Hoe de ontwikkeling van schouder tot vingers werkt

Vorige week heb je kunnen lezen hoe de ontwikkeling van het gebruiken van de handen gaat. Maar hoe zit het met het gebruik van de vingers, hoe werkt het pakken en wanneer verandert dit? Dit lees je in dit artikel.

Grove indeling

Als we gaan kijken naar de ontwikkeling van de fijne motoriek bestaat dat eigenlijk uit verschillende fasen. De eerste indeling die we kunnen maken is in welk gewricht de beweging plaatsvindt.

Lees ook: Hoe het zit met de handontwikkeling van baby’s 

Bewegingen beginnen met bewegingen in het schoudergewricht. Dit zien we vanaf ongeveer drie maanden. Dit is een ‘groot’ gewricht waarbij nu nog geen specifieke aansturing noodzakelijk is. Kinderen zwaaien een beetje met hun arm maar hoeven daarin nog weinig aan te sturen. Bewegingen aansturen vanuit schouder en elleboog zien we rond de zes tot zeven maanden. Vanaf maand negen gaat ook de pols mee doen.

Dan hebben we eigenlijk alle ‘grote bewegingen’ van de arm gehad. Als kleine toevoeging komt daarna nog het roteren van je onderarm. Dit maakt dat een kindje een speeltje kan pakken en de arm zo kan draaien dat het goed naar het speeltje kan kijken.

We zien dat het bewegen van de armen vaak eerst symmetrisch gaat, dus links doet hetzelfde als rechts, later wordt hier onderscheid in gemaakt, echter hebben kinderen geen voorkeur voor welke hand. Is dit wel het geval, kan er sprake zijn van een voorkeurshouding.

Handen

Als we dan gaan kijken naar de volgorde van bewegingen in de hand begint dit met bewegingen in de palm van de hand, daarna de vingers en ten slotte gaat de duim meedoen met de vingers.

Om je handen goed te kunnen gebruiken is er een ontwikkelde hoofdbalans noodzakelijk. Voor het gericht grijpen heb je je ogen nodig om in te kunnen schatten waar het speeltje is. Heb je geen goede hoofdbalans wordt dit inschatten een uitdaging.

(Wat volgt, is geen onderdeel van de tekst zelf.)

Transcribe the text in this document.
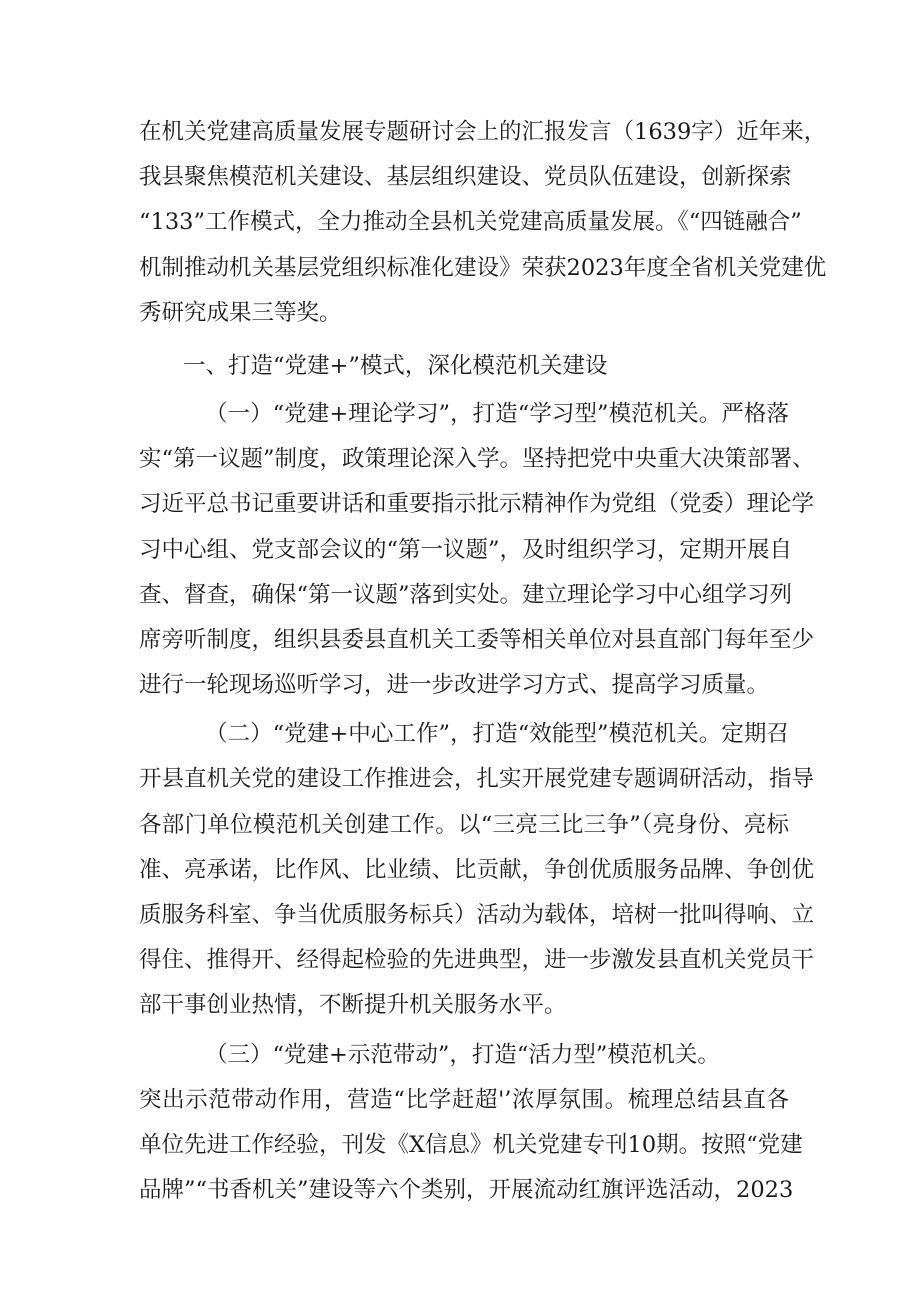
在机关党建高质量发展专题研讨会上的汇报发言（1639字）近年来，
我县聚焦模范机关建设、基层组织建设、党员队伍建设，创新探索
“133”工作模式，全力推动全县机关党建高质量发展。《“四链融合”
机制推动机关基层党组织标准化建设》荣获2023年度全省机关党建优
秀研究成果三等奖。
一、打造“党建+”模式，深化模范机关建设
（一）“党建+理论学习”，打造“学习型”模范机关。严格落
实“第一议题”制度，政策理论深入学。坚持把党中央重大决策部署、
习近平总书记重要讲话和重要指示批示精神作为党组（党委）理论学
习中心组、党支部会议的“第一议题”，及时组织学习，定期开展自
查、督查，确保“第一议题”落到实处。建立理论学习中心组学习列
席旁听制度，组织县委县直机关工委等相关单位对县直部门每年至少
进行一轮现场巡听学习，进一步改进学习方式、提高学习质量。
（二）“党建+中心工作”，打造“效能型”模范机关。定期召
开县直机关党的建设工作推进会，扎实开展党建专题调研活动，指导
各部门单位模范机关创建工作。以“三亮三比三争”（亮身份、亮标
准、亮承诺，比作风、比业绩、比贡献，争创优质服务品牌、争创优
质服务科室、争当优质服务标兵）活动为载体，培树一批叫得响、立
得住、推得开、经得起检验的先进典型，进一步激发县直机关党员干
部干事创业热情，不断提升机关服务水平。
（三）“党建+示范带动”，打造“活力型”模范机关。
突出示范带动作用，营造“比学赶超'’浓厚氛围。梳理总结县直各
单位先进工作经验，刊发《X信息》机关党建专刊10期。按照“党建
品牌”“书香机关”建设等六个类别，开展流动红旗评选活动，2023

De ontwikkeling van de handen wordt versterkt doordat langzaam de ontwikkeling van de tastzin verder doorgaat en hierdoor de vingertoppen beter te sturen zijn.

Vastpakken

Het vastpakken heeft een vaste volgorde waarop dat doorgaans gaat. Dit gaat heel simpel gezegd vanuit de buitenkant van je hand steeds verder naar de duim. De duim is pas de laatste vinger die zich met het grijpen gaat bemoeien. Dit komt deels omdat de duim een andere beweging kan maken dan dat de vingers doen. Die kunnen buigen en strekken, doe je dit met je duim dan kun je eigenlijk nog niks pakken. De duim moet naar binnen bewegen om te helpen bij het pakken.

Lees ook: Baby’s links of rechts handig? Hoe het echt zit!

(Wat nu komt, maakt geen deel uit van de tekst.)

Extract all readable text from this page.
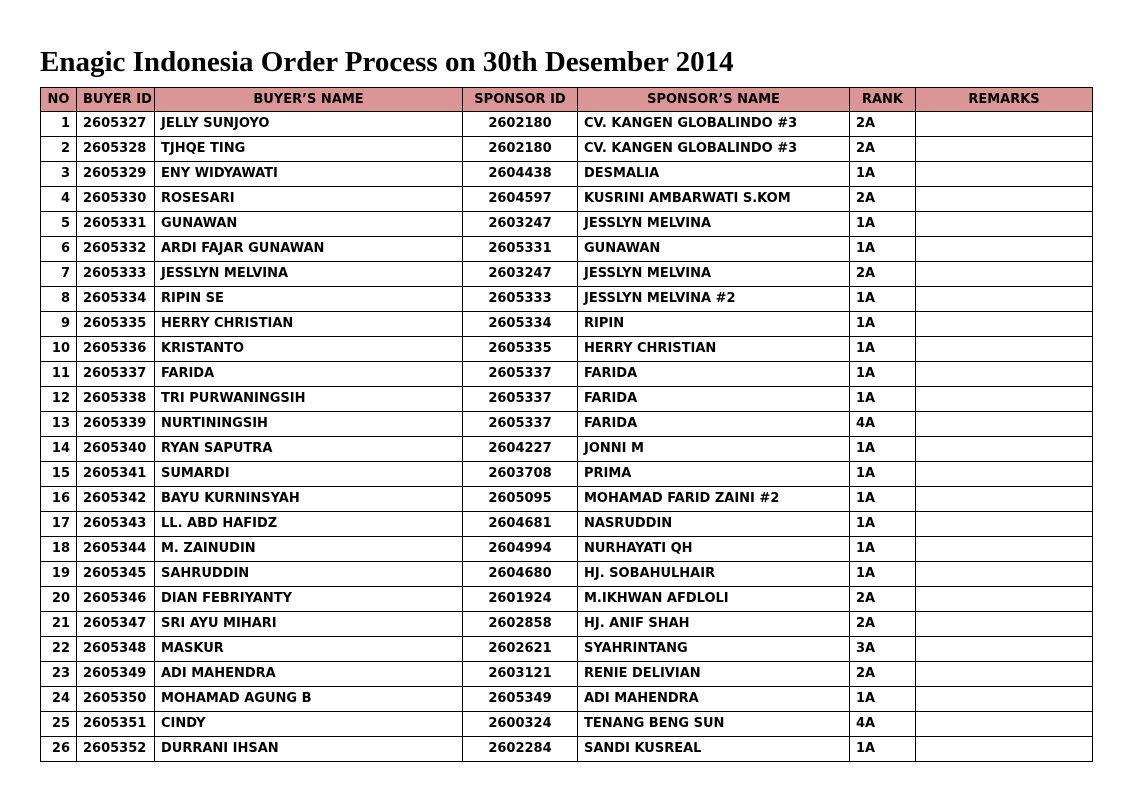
Enagic Indonesia Order Process on 30th Desember 2014
NO	BUYER ID	BUYER’S NAME	SPONSOR ID	SPONSOR’S NAME	RANK	REMARKS
1	2605327	JELLY SUNJOYO	2602180	CV. KANGEN GLOBALINDO #3	2A	
2	2605328	TJHQE TING	2602180	CV. KANGEN GLOBALINDO #3	2A	
3	2605329	ENY WIDYAWATI	2604438	DESMALIA	1A	
4	2605330	ROSESARI	2604597	KUSRINI AMBARWATI S.KOM	2A	
5	2605331	GUNAWAN	2603247	JESSLYN MELVINA	1A	
6	2605332	ARDI FAJAR GUNAWAN	2605331	GUNAWAN	1A	
7	2605333	JESSLYN MELVINA	2603247	JESSLYN MELVINA	2A	
8	2605334	RIPIN SE	2605333	JESSLYN MELVINA #2	1A	
9	2605335	HERRY CHRISTIAN	2605334	RIPIN	1A	
10	2605336	KRISTANTO	2605335	HERRY CHRISTIAN	1A	
11	2605337	FARIDA	2605337	FARIDA	1A	
12	2605338	TRI PURWANINGSIH	2605337	FARIDA	1A	
13	2605339	NURTININGSIH	2605337	FARIDA	4A	
14	2605340	RYAN SAPUTRA	2604227	JONNI M	1A	
15	2605341	SUMARDI	2603708	PRIMA	1A	
16	2605342	BAYU KURNINSYAH	2605095	MOHAMAD FARID ZAINI #2	1A	
17	2605343	LL. ABD HAFIDZ	2604681	NASRUDDIN	1A	
18	2605344	M. ZAINUDIN	2604994	NURHAYATI QH	1A	
19	2605345	SAHRUDDIN	2604680	HJ. SOBAHULHAIR	1A	
20	2605346	DIAN FEBRIYANTY	2601924	M.IKHWAN AFDLOLI	2A	
21	2605347	SRI AYU MIHARI	2602858	HJ. ANIF SHAH	2A	
22	2605348	MASKUR	2602621	SYAHRINTANG	3A	
23	2605349	ADI MAHENDRA	2603121	RENIE DELIVIAN	2A	
24	2605350	MOHAMAD AGUNG B	2605349	ADI MAHENDRA	1A	
25	2605351	CINDY	2600324	TENANG BENG SUN	4A	
26	2605352	DURRANI IHSAN	2602284	SANDI KUSREAL	1A	
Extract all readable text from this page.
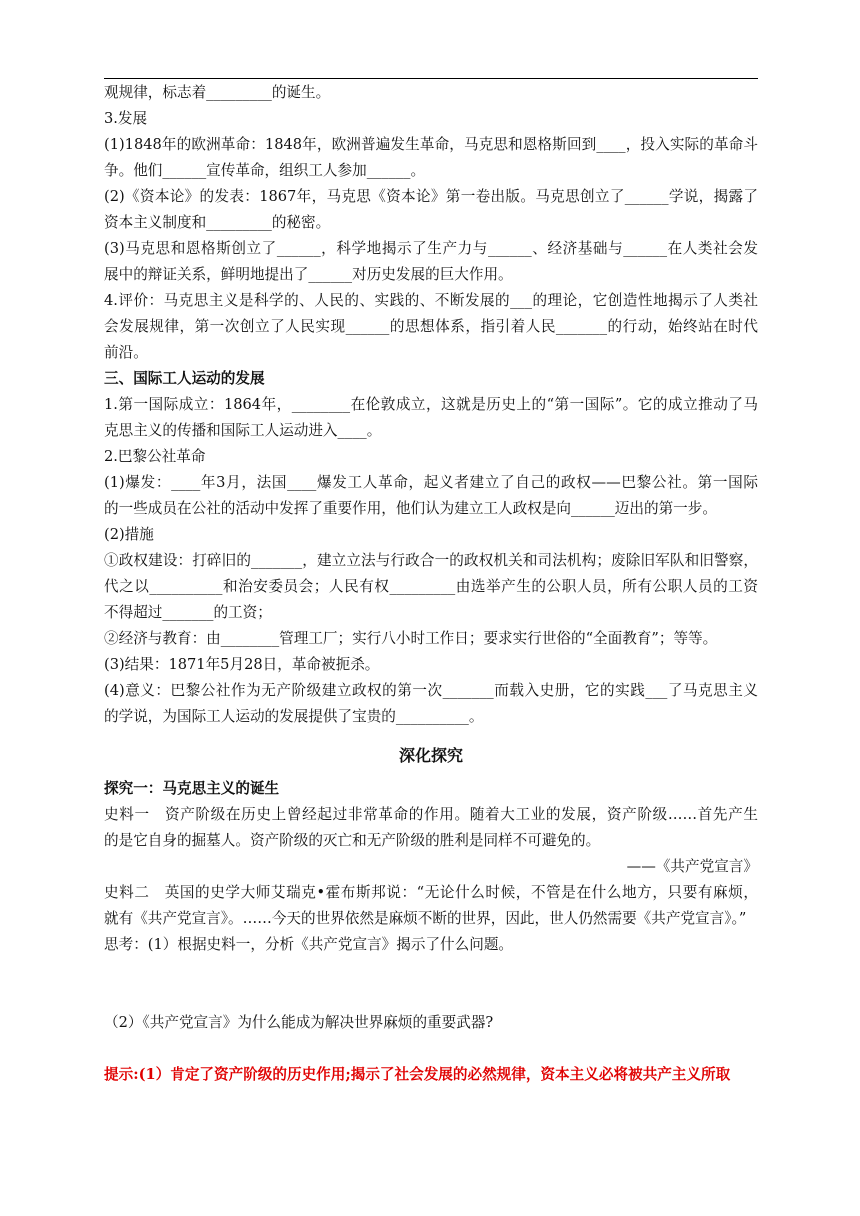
观规律，标志着_________的诞生。
3.发展
(1)1848年的欧洲革命：1848年，欧洲普遍发生革命，马克思和恩格斯回到____，投入实际的革命斗
争。他们______宣传革命，组织工人参加______。
(2)《资本论》的发表：1867年，马克思《资本论》第一卷出版。马克思创立了______学说，揭露了
资本主义制度和_________的秘密。
(3)马克思和恩格斯创立了______，科学地揭示了生产力与______、经济基础与______在人类社会发
展中的辩证关系，鲜明地提出了______对历史发展的巨大作用。
4.评价：马克思主义是科学的、人民的、实践的、不断发展的___的理论，它创造性地揭示了人类社
会发展规律，第一次创立了人民实现______的思想体系，指引着人民_______的行动，始终站在时代
前沿。
三、国际工人运动的发展
1.第一国际成立：1864年，________在伦敦成立，这就是历史上的“第一国际”。它的成立推动了马
克思主义的传播和国际工人运动进入____。
2.巴黎公社革命
(1)爆发：____年3月，法国____爆发工人革命，起义者建立了自己的政权——巴黎公社。第一国际
的一些成员在公社的活动中发挥了重要作用，他们认为建立工人政权是向______迈出的第一步。
(2)措施
①政权建设：打碎旧的_______，建立立法与行政合一的政权机关和司法机构；废除旧军队和旧警察，
代之以__________和治安委员会；人民有权_________由选举产生的公职人员，所有公职人员的工资
不得超过_______的工资；
②经济与教育：由________管理工厂；实行八小时工作日；要求实行世俗的“全面教育”；等等。
(3)结果：1871年5月28日，革命被扼杀。
(4)意义：巴黎公社作为无产阶级建立政权的第一次_______而载入史册，它的实践___了马克思主义
的学说，为国际工人运动的发展提供了宝贵的__________。
深化探究
探究一：马克思主义的诞生
史料一　资产阶级在历史上曾经起过非常革命的作用。随着大工业的发展，资产阶级……首先产生
的是它自身的掘墓人。资产阶级的灭亡和无产阶级的胜利是同样不可避免的。
——《共产党宣言》
史料二　英国的史学大师艾瑞克•霍布斯邦说：“无论什么时候，不管是在什么地方，只要有麻烦，
就有《共产党宣言》。……今天的世界依然是麻烦不断的世界，因此，世人仍然需要《共产党宣言》。”
思考：(1）根据史料一，分析《共产党宣言》揭示了什么问题。
（2）《共产党宣言》为什么能成为解决世界麻烦的重要武器?
提示:(1）肯定了资产阶级的历史作用;揭示了社会发展的必然规律，资本主义必将被共产主义所取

We beginnen dus met pakken aan de buitenkant van onze hand. Hierbij zijn de handpalm en de ringvinger en pink betrokken. Dit gebeurt zo rond week 20.

De ontwikkeling gaat nu heel snel. Vier weken later zien we vaak dat ook de middel- en wijsvinger mee gaan doen. De duim biedt nu nog geen ondersteuning in het grijpen. Maar vier weken later zien we dat de duim wel mee gaat doen. De middelvinger duwt een speeltje dan tegen de duim aan en hierdoor kan een kind het speelgoed beter vastpakken.

Het meedoen van de duim maakt het nu mogelijk om speelgoed van de ene naar de ander hand te brengen. Vaak zien we dat nu langzaam de ‘schaargreep’ geïntroduceerd wordt. Hierbij pakt een kindje met duim, wijs- en middelvinger speelgoed. Dit is eigenlijk de voorfase van de pincetgreep.

Pincetgreep

Dit is de greep die wij als volwassenen veel gebruiken, hiermee gebruik je je wijsvinger en duim om iets te pakken. Dit is een zeer ontwikkelde greep welke voor hele verfijnde bewegingen zorgt. Deze greep zien we tussen de 48-52 weken bij de normale ontwikkeling.